Samples
Biospecimens of endometrioid adenocarcinoma and corresponding nontumorous endometriums from 30 patients diagnosed with endometrioid adenocarcinoma were used after institutional review board-approved consents. All the patients were treated at Changning Maternity and Infant Health Hospital (Shanghai, China) in 2009–2011. Inclusion criteria were all women greater than 45 years of age with histological diagnosis consistent with EEC. Among these cases, 25 were postmenopausal. The pieces of tumor tissue and nontumorous endometrium tissues were carefully selected and snap frozen in liquid nitrogen, followed by storage at −80 °C.
RNA isolation, quantitative reverse transcriptase polymerase chain reaction and miRNA expression profiling and validation
For E-cadherin, Vimentin and α-SMA mRNA expression, total RNA was isolated using the RNeasy® Mini Kit (Qiagen, Hilden, Germany) and transcribed to cDNA using the SuperScript® Reverse Transcriptase (Invitrogen, Carlsbad, CA, USA). Primer sequences used in this study are provided in Additional file 1: Table S1. Data were normalized using human GAPDH housekeeping gene and analyzed by comparing the 2−ΔCt values of the normalized data.
For miRNA expression profiling, total RNA was isolated with a mirVana™ miRNA Isolation Kit (Ambion, Austin, TX, USA). miRNA microarray analysis, including labeling, hybridization, scanning, normalization and data analysis, was performed by CloudSeq Bio-tech, Shanghai, China, on a miRCURY LNA™ microRNA Array Kit v.19.0 (Exiqon, Vedbaek, Denmark). The microRNA profiling contains 3100 capture probes cover human, mouse and rat microRNAs.

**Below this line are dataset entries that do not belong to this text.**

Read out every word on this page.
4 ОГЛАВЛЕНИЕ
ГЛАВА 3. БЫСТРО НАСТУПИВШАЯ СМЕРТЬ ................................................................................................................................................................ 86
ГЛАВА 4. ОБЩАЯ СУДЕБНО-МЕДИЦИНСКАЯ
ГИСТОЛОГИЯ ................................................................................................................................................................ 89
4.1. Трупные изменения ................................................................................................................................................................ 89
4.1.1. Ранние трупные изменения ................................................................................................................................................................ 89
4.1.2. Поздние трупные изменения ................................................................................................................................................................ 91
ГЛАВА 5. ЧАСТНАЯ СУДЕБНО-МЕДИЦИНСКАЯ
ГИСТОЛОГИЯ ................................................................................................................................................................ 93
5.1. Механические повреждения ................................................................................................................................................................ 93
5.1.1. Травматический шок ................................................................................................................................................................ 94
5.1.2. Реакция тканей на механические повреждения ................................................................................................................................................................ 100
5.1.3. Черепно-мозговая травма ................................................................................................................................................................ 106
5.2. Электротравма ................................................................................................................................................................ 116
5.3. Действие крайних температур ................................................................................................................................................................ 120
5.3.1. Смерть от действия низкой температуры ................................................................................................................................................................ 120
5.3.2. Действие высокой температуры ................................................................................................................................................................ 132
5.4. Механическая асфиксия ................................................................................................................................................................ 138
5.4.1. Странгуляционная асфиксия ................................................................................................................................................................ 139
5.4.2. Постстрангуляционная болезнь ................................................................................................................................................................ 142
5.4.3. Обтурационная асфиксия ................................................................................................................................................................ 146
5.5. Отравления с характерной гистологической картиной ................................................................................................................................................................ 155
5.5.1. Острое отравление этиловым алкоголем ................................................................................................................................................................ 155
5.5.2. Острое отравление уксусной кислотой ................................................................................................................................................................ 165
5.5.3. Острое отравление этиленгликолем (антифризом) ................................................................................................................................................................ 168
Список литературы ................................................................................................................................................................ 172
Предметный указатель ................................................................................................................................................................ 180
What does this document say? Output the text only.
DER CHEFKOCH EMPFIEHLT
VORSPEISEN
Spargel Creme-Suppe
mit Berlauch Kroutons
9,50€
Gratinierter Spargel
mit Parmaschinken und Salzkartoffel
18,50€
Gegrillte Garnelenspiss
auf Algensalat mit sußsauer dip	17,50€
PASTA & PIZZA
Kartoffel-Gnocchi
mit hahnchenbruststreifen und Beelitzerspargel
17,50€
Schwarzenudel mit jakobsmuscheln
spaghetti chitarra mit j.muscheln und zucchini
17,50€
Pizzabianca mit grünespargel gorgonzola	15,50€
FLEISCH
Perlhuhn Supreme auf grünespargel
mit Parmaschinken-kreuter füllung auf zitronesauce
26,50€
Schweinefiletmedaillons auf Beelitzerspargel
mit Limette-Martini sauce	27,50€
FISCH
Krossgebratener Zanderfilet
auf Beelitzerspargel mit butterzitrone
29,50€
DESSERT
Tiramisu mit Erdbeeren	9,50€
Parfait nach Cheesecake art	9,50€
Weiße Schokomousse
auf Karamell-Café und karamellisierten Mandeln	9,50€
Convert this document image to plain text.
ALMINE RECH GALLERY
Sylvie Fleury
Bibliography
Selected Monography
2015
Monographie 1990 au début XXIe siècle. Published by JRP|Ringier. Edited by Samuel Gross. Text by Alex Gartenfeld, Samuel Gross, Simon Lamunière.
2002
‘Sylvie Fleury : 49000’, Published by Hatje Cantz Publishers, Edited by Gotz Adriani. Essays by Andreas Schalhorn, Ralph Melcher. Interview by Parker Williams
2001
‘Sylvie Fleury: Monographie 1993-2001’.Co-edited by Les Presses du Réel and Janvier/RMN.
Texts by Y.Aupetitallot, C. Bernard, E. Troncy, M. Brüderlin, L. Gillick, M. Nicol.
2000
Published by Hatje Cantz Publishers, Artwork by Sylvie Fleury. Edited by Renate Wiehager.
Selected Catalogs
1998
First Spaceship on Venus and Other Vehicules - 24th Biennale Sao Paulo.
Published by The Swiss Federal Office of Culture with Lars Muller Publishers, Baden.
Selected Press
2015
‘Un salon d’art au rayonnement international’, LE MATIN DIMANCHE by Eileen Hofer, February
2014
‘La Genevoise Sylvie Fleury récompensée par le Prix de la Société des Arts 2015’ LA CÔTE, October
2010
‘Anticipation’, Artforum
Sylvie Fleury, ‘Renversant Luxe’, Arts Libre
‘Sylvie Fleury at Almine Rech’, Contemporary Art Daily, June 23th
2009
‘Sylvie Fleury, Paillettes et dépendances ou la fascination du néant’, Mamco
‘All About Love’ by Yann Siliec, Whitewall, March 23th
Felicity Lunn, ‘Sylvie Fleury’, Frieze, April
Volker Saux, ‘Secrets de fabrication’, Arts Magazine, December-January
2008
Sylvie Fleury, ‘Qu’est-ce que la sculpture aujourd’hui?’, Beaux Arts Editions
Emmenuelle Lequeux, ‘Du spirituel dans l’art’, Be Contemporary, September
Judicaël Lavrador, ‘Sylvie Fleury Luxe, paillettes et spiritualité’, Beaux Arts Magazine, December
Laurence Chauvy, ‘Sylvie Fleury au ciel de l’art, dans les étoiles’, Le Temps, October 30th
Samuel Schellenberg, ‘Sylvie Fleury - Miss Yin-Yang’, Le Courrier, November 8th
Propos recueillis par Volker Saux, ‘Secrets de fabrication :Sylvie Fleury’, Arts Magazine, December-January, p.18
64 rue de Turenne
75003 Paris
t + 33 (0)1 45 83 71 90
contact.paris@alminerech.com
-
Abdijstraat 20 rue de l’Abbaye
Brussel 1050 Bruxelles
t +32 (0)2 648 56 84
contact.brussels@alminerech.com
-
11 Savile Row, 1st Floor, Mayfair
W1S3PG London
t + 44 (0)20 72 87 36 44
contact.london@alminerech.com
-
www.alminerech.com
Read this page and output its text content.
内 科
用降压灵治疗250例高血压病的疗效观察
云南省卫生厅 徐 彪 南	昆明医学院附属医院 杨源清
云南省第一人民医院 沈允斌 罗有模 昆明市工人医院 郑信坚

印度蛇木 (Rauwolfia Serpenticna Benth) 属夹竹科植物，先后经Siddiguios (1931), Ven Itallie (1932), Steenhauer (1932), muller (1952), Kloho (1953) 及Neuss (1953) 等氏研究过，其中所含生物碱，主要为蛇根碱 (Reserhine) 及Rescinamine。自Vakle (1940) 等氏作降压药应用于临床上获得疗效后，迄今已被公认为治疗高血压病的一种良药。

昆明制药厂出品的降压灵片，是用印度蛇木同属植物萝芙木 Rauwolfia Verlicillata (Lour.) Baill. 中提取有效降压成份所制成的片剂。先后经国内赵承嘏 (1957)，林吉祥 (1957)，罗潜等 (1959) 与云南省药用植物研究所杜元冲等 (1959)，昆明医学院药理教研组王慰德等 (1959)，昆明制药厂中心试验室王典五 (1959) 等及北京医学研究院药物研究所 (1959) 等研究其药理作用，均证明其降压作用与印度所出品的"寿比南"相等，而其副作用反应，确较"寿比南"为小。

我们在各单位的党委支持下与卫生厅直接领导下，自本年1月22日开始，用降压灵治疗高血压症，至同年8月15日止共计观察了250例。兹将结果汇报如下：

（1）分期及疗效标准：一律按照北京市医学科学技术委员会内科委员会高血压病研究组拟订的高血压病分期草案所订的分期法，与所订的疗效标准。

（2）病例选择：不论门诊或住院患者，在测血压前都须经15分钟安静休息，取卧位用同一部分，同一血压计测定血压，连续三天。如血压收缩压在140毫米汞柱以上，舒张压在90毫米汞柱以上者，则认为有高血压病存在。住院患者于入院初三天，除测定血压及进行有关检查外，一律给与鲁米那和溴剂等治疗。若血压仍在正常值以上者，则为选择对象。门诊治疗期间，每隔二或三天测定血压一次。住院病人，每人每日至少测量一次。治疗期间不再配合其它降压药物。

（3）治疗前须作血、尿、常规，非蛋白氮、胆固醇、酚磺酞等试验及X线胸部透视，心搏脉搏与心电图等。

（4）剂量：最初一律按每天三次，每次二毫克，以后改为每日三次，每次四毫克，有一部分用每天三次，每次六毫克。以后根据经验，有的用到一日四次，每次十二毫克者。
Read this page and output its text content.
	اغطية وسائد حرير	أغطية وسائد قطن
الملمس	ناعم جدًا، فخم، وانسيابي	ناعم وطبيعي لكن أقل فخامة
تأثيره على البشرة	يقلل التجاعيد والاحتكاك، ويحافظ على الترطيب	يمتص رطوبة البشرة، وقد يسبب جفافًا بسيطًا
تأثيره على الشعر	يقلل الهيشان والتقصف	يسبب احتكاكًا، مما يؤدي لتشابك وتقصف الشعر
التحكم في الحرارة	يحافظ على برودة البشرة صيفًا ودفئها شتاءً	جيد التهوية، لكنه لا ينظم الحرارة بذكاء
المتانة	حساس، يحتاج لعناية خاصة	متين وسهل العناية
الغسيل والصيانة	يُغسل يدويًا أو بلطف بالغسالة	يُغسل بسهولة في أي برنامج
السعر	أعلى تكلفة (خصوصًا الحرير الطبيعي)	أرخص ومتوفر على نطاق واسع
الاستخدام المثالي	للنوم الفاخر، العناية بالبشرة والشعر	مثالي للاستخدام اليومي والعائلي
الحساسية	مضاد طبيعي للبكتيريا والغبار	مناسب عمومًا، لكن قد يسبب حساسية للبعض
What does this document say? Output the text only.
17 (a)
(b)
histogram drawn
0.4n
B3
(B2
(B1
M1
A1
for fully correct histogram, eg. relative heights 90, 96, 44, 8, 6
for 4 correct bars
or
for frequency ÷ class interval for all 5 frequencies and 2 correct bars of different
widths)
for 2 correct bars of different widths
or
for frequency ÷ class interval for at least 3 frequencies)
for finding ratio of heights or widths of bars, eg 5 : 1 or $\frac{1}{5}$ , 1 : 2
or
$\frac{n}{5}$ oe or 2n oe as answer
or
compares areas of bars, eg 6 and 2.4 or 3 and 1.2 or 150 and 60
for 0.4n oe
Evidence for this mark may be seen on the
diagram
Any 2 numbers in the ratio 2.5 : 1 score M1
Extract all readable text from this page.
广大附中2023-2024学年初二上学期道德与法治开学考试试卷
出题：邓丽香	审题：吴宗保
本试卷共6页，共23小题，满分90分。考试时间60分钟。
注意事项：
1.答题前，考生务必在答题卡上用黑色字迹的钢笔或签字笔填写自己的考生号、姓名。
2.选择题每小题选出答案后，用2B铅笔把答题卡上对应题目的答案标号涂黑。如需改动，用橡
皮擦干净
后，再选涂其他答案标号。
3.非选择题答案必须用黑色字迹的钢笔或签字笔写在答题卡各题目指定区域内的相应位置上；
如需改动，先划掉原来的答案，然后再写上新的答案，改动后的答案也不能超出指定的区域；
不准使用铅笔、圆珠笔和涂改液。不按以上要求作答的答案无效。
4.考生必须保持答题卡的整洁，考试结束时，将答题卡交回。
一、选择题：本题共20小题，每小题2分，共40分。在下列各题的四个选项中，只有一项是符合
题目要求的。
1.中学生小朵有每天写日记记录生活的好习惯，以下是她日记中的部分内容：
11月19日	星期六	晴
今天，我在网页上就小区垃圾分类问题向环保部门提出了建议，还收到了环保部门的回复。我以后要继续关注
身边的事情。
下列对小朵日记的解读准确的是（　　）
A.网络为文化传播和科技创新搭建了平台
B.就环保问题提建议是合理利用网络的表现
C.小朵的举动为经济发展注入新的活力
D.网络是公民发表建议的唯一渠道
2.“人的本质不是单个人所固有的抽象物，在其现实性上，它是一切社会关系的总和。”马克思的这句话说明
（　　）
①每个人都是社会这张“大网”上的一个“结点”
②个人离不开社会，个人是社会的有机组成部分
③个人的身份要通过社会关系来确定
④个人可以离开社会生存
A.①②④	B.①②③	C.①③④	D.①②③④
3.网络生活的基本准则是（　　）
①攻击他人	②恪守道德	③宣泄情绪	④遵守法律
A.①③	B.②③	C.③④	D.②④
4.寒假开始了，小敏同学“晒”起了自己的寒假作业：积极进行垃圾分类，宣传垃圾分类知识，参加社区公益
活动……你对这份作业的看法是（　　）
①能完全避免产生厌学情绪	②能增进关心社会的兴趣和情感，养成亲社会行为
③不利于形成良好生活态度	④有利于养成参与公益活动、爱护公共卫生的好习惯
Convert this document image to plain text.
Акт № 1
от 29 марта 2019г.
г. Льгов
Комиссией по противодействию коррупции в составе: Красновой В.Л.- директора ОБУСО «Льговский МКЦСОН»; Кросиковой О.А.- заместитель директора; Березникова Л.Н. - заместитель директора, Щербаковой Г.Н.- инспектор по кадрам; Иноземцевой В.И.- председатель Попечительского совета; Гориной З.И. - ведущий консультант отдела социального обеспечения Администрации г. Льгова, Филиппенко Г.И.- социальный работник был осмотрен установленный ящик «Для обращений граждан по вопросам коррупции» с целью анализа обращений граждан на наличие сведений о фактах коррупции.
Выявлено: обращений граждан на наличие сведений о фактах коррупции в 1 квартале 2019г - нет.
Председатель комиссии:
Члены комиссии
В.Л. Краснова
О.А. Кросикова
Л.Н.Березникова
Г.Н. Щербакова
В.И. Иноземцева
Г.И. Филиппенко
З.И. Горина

All specific primers for miRNA expression were designed and synthesized by Guangzhou RiboBio Co Ltd, Guangzhou, China, using the mirVana™ qRT-PCR Primer Sets. The levels of an endogenous control, U6 (RiboBio, Guangzhou, China), were used to normalize the expression levels of each miRNA. All reactions were performed in triplicate and included controls without a template for each miRNA. The fold change in miRNA expression was calculated using the comparative CT method.
Cell culture
HEC-1-A cells (human endometrial carcinoma cells-1-A) are human endometrium adenocarcinoma cell line and were obtained from American Type Culture Collection (Manassas, VA, USA) and were cultured in McCoy’s 5A modified medium supplemented with 10 % fetal bovine serum and 1 % penicillin/streptomycin (Sigma-Aldrich, St Louis, MO, USA). HEC-1-A cells are used as an accepted model to study endometrial cancer [15]. MiR-23a mimic, inhibitor, agomir or antagomir were purchased from RiboBio Inc (GuangZhou, China). Human recombinant TGFβ1 was obtained from R & D Systems Inc (Minneapolis, MN, USA).
MicroRNA target gene prediction
In silico programs, a computational approach was used to predict the miRNA target genes with the following three different miRNA target prediction algorithms: PicTar, miRanda, and TargetScan. The potential binding sites in the messenger RNA 3′ according to specific base-pairing rules were identified, and second, implementation of cross-species conservation requirements was performed.
Luciferase activity assay
Human SMAD3 or SMAD5 3′-UTR, containing the putative target site for miR-23a, was amplified from genomic DNA by PCR amplification and inserted into the pmiR-REPORT™ (RiboBio). The mutation from a site of perfect complementarity was also generated by the QuikChange II® Site-Directed Mutagenesis Kit (Stratagene, La Jolla, CA, USA) and by following the manufacturer’s instructions. The HEC-1-A cells were transiently transfected with wild-type or mutant reporter plasmid. Luciferase activity was measured 24 h after transfection, as described previously. Three independent experiments were performed in triplicate.
Immunoblotting
Samples were homogenized in 100 μL ice-cold radioimmunoprecipitation assay lysis buffer (Beyotime Institute of Biotechnology, Haimen, China) supplemented with a proteinase inhibitor cocktail. The blots were probed with the primary antibodies for E-cadherin (ab76055, Abcam, Cambridge, MA, USA), Vimentin (ab92547, Abcam), α-SMA (ab5694, Abcam), SMAD3 (ab40854, Abcam) and SMAD5 (ab40771, Abcam).
Statistical analyses
The results are expressed as the mean ± standard deviation (SD). For the results shown in Fig. 1, the difference was calculated using an unpaired t test. For the other results, statistical analyses were performed using a one-way analysis of variance by comparing the groups using the Student–Newman–Keuls test. The least significant difference procedure was performed with GraphPad Prism software 5.0 (GraphPad Software, Inc., San Diego, CA). A P value <0.05 was considered to be statistically significant.